IA turbina guerra governo x Congresso


Presidente da Câmara, Hugo Motta, virou alvo de vídeos gerados por IA
Câmara dos Deputados

Presidente da Câmara, Hugo Motta, virou alvo de vídeos gerados por IA

Quem não está familiarizado com o rosto de Hugo Motta (Republicanos-PB) nem com a estética dos vídeos gerados por Inteligência Artificial pode até se confundir e imaginar que é realmente o presidente da Câmara quem está rindo e debochando dos trabalhadores em um podcast fake ao lado de um comentarista branco, rosto sem barba, terno bem alinhado – como um bom faria limmer.

O vídeo foi compartilhado pelo perfil de um apoiador do governo Lula nas redes.

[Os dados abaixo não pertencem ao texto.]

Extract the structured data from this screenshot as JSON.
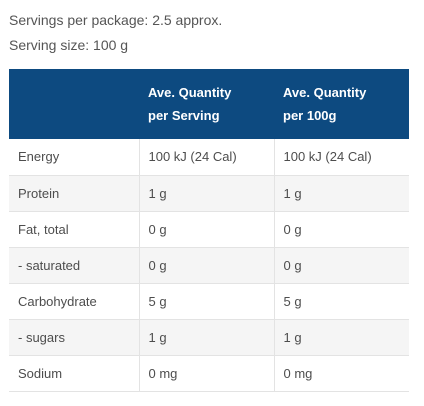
{
  "intro": {
    "servings_per_package": "Servings per package: 2.5 approx.",
    "serving_size": "Serving size: 100 g"
  },
  "table": {
    "headers": {
      "col1": "",
      "col2_line1": "Ave. Quantity",
      "col2_line2": "per Serving",
      "col3_line1": "Ave. Quantity",
      "col3_line2": "per 100g"
    },
    "rows": [
      {
        "nutrient": "Energy",
        "per_serving": "100 kJ (24 Cal)",
        "per_100g": "100 kJ (24 Cal)"
      },
      {
        "nutrient": "Protein",
        "per_serving": "1 g",
        "per_100g": "1 g"
      },
      {
        "nutrient": "Fat, total",
        "per_serving": "0 g",
        "per_100g": "0 g"
      },
      {
        "nutrient": "- saturated",
        "per_serving": "0 g",
        "per_100g": "0 g"
      },
      {
        "nutrient": "Carbohydrate",
        "per_serving": "5 g",
        "per_100g": "5 g"
      },
      {
        "nutrient": "- sugars",
        "per_serving": "1 g",
        "per_100g": "1 g"
      },
      {
        "nutrient": "Sodium",
        "per_serving": "0 mg",
        "per_100g": "0 mg"
      }
    ]
  },
  "colors": {
    "header_background": "#0d4a80",
    "header_text": "#ffffff",
    "row_alt_background": "#f5f5f5"
  }
}
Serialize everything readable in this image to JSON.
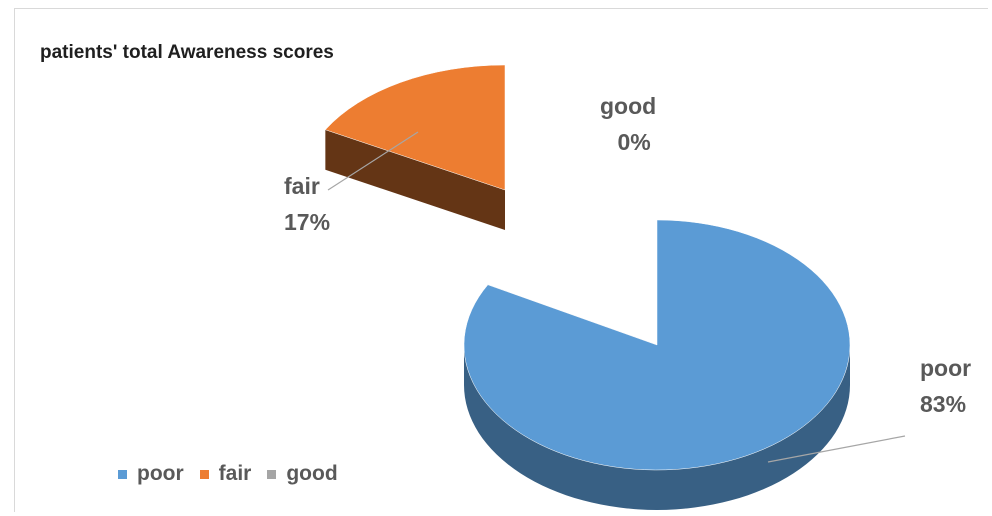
{
  "chart_data": {
    "type": "pie",
    "title": "patients' total Awareness scores",
    "categories": [
      "poor",
      "fair",
      "good"
    ],
    "values": [
      83,
      17,
      0
    ],
    "labels": [
      "poor\n83%",
      "fair\n17%",
      "good\n0%"
    ],
    "colors": [
      "#5b9bd5",
      "#ed7d31",
      "#a5a5a5"
    ],
    "legend": "bottom-left",
    "style": "3d-exploded"
  },
  "legend": [
    {
      "label": "poor",
      "color": "#5b9bd5"
    },
    {
      "label": "fair",
      "color": "#ed7d31"
    },
    {
      "label": "good",
      "color": "#a5a5a5"
    }
  ],
  "data_labels": {
    "poor": {
      "name": "poor",
      "pct": "83%"
    },
    "fair": {
      "name": "fair",
      "pct": "17%"
    },
    "good": {
      "name": "good",
      "pct": "0%"
    }
  }
}
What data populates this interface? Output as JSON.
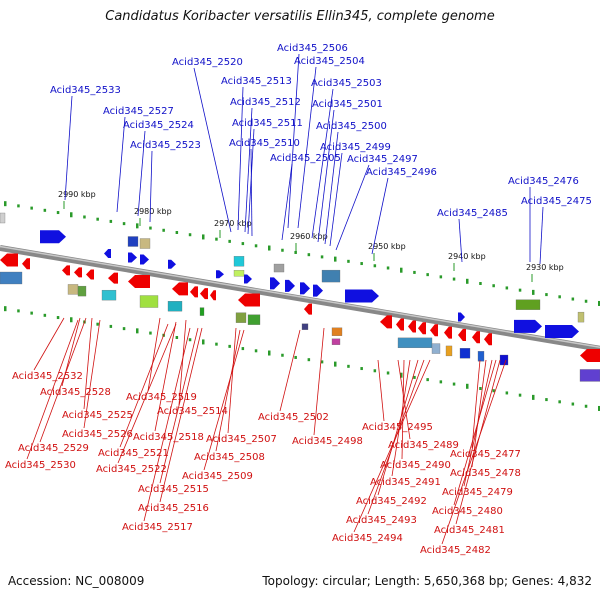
{
  "title": "Candidatus Koribacter versatilis Ellin345, complete genome",
  "footer": {
    "accession": "Accession: NC_008009",
    "topology": "Topology: circular; Length: 5,650,368 bp; Genes: 4,832"
  },
  "ticks": [
    "2990 kbp",
    "2980 kbp",
    "2970 kbp",
    "2960 kbp",
    "2950 kbp",
    "2940 kbp",
    "2930 kbp"
  ],
  "top_labels": [
    "Acid345_2506",
    "Acid345_2520",
    "Acid345_2504",
    "Acid345_2513",
    "Acid345_2503",
    "Acid345_2533",
    "Acid345_2512",
    "Acid345_2501",
    "Acid345_2527",
    "Acid345_2511",
    "Acid345_2524",
    "Acid345_2500",
    "Acid345_2510",
    "Acid345_2523",
    "Acid345_2499",
    "Acid345_2505",
    "Acid345_2497",
    "Acid345_2496",
    "Acid345_2476",
    "Acid345_2475",
    "Acid345_2485"
  ],
  "bottom_labels": [
    "Acid345_2532",
    "Acid345_2528",
    "Acid345_2519",
    "Acid345_2514",
    "Acid345_2525",
    "Acid345_2502",
    "Acid345_2526",
    "Acid345_2495",
    "Acid345_2518",
    "Acid345_2507",
    "Acid345_2498",
    "Acid345_2529",
    "Acid345_2489",
    "Acid345_2521",
    "Acid345_2477",
    "Acid345_2530",
    "Acid345_2508",
    "Acid345_2490",
    "Acid345_2522",
    "Acid345_2478",
    "Acid345_2509",
    "Acid345_2491",
    "Acid345_2515",
    "Acid345_2479",
    "Acid345_2492",
    "Acid345_2516",
    "Acid345_2480",
    "Acid345_2493",
    "Acid345_2517",
    "Acid345_2481",
    "Acid345_2494",
    "Acid345_2482"
  ]
}
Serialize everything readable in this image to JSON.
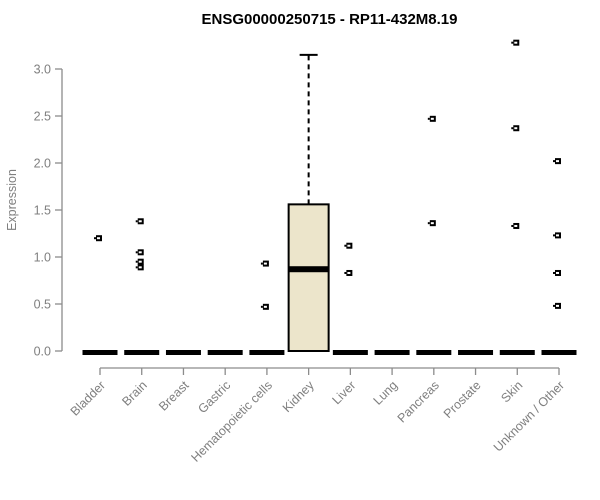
{
  "figure": {
    "background": "#ffffff"
  },
  "chart_data": {
    "type": "boxplot",
    "title": "ENSG00000250715 - RP11-432M8.19",
    "xlabel": "",
    "ylabel": "Expression",
    "ylim": [
      0,
      3.3
    ],
    "grid": false,
    "legend": null,
    "yticks": [
      0,
      0.5,
      1,
      1.5,
      2,
      2.5,
      3
    ],
    "ytick_labels": [
      "0.0",
      "0.5",
      "1.0",
      "1.5",
      "2.0",
      "2.5",
      "3.0"
    ],
    "categories": [
      "Bladder",
      "Brain",
      "Breast",
      "Gastric",
      "Hematopoietic cells",
      "Kidney",
      "Liver",
      "Lung",
      "Pancreas",
      "Prostate",
      "Skin",
      "Unknown / Other"
    ],
    "boxes": [
      {
        "category": "Bladder",
        "whisker_low": 0,
        "q1": 0,
        "median": 0,
        "q3": 0,
        "whisker_high": 0,
        "outliers": [
          1.2
        ]
      },
      {
        "category": "Brain",
        "whisker_low": 0,
        "q1": 0,
        "median": 0,
        "q3": 0,
        "whisker_high": 0,
        "outliers": [
          1.38,
          1.05,
          0.95,
          0.89
        ]
      },
      {
        "category": "Breast",
        "whisker_low": 0,
        "q1": 0,
        "median": 0,
        "q3": 0,
        "whisker_high": 0,
        "outliers": []
      },
      {
        "category": "Gastric",
        "whisker_low": 0,
        "q1": 0,
        "median": 0,
        "q3": 0,
        "whisker_high": 0,
        "outliers": []
      },
      {
        "category": "Hematopoietic cells",
        "whisker_low": 0,
        "q1": 0,
        "median": 0,
        "q3": 0,
        "whisker_high": 0,
        "outliers": [
          0.93,
          0.47
        ]
      },
      {
        "category": "Kidney",
        "whisker_low": 0,
        "q1": 0,
        "median": 0.87,
        "q3": 1.56,
        "whisker_high": 3.15,
        "outliers": []
      },
      {
        "category": "Liver",
        "whisker_low": 0,
        "q1": 0,
        "median": 0,
        "q3": 0,
        "whisker_high": 0,
        "outliers": [
          1.12,
          0.83
        ]
      },
      {
        "category": "Lung",
        "whisker_low": 0,
        "q1": 0,
        "median": 0,
        "q3": 0,
        "whisker_high": 0,
        "outliers": []
      },
      {
        "category": "Pancreas",
        "whisker_low": 0,
        "q1": 0,
        "median": 0,
        "q3": 0,
        "whisker_high": 0,
        "outliers": [
          2.47,
          1.36
        ]
      },
      {
        "category": "Prostate",
        "whisker_low": 0,
        "q1": 0,
        "median": 0,
        "q3": 0,
        "whisker_high": 0,
        "outliers": []
      },
      {
        "category": "Skin",
        "whisker_low": 0,
        "q1": 0,
        "median": 0,
        "q3": 0,
        "whisker_high": 0,
        "outliers": [
          3.28,
          2.37,
          1.33
        ]
      },
      {
        "category": "Unknown / Other",
        "whisker_low": 0,
        "q1": 0,
        "median": 0,
        "q3": 0,
        "whisker_high": 0,
        "outliers": [
          2.02,
          1.23,
          0.83,
          0.48
        ]
      }
    ],
    "colors": {
      "box_fill": "#ece5cb",
      "box_stroke": "#000000",
      "median": "#000000",
      "outlier": "#000000",
      "axis_text": "#7f7f7f",
      "axis_line": "#8c8c8c",
      "title": "#000000",
      "background": "#ffffff"
    }
  }
}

E viralizou.

A produção, para quem não notou, é (quase) toda fake, mas não tem mentiras na mensagem – tá, tem algumas: parlamentar não descansa sete dias da semana e ainda reclama do cafezinho. O descanso é, na verdade, de quatro dias. E o café no Congresso é ok.

Mas a conversa fake é só um jeito debochado (e desenhado) de falar o que um parlamentar do centrão costuma dizer com outras palavras e em outro tom.

Não é mentira que o povo trabalha tanto que nem tem tempo de notar quando alguém aprova uma nova mordomia. E que se o povo parar de trabalhar não vai ter ninguém para pagar o auxílio-paletó.

Ou que, enquanto a maioria das pessoas pega dois ônibus para trabalhar, os líderes da Câmara pegam dois voos semanais com verba pública.

Ou que não querem votar o fim da escala 6 para 1 (seis dias de trabalho para um de descanso) porque, se não, o empresário – ou doadores e patrocinadores de campanha e mandato – vão reclamar. (Isso aqui até a Quaest divulgada nesta semana atestou). 

E que tem gente no povo feliz porque o Congresso barrou o aumento de impostos para os mais ricos. 

Enfim, o vídeo é fake, mas a mensagem, não.

Produções do tipo começam a viralizar e a minar o capital político dos chefes da Câmara e do Senado que nos bastidores atuam para minar o capital político do governo. Dente por dente.

Mas Hugo Motta já vê digitais do governo na produção cinematográfica e promete revidar.

De fato, se não tem dedo os partidos da base, eles não devem estar achando ruim a repercussão.

A esquerda, que tanto andou em círculo para conseguir se comunicar nas redes, parece ter encontrado um filão: já que a conversa com o Congresso vai ser assim (assim: sem conversa), vão usar as armas que têm. E mostrar quem está do lado dos privilégios e privilegiados do país.

Prova disso é o que, alinhados a esse discurso, as lideranças do PT estão verbalizando em público, seja nos discursos no Congresso ou nas redes, o que até outro dia só diziam em ano eleitoral.

Um exemplo é o que postou o líder do PT na Câmara, Lindbergh Faria (RJ) sobre o tal “nós contra eles”:

“Dividimos o país quando defendemos o fim da escravidão 

Dividimos o país quando conquistamos o salário mínimo 

Dividimos o país quando asseguramos dignidade na CLT 

Dividimos o país quando veio o 13° salário 

Dividimos o país quando colocamos negros e pobres na Universidade 

Dividimos o país quando asseguramos direitos às empregadas domésticas 

Dividimos o país quando lutamos por uma jornada digna e o fim da escala 6×1 

Dividimos o país quando queremos que os ricos paguem a conta

Lutar contra a desigualdade é dividir o país. Harmonia é não atacar os privilégios das elites!”

A jogada é de risco e pode incendiar ainda mais o debate.

No livro do Apocalipse, o mensageiro avisa que quem é morno, nem frio nem quente, será vomitado no fim dos tempos (chegamos lá?).  

Aparentemente o tom (morno) da conciliação já não funciona. A estratégia pode até dar muito errado, mas ninguém ali vai ser vomitado ou engolido por falta de temperatura.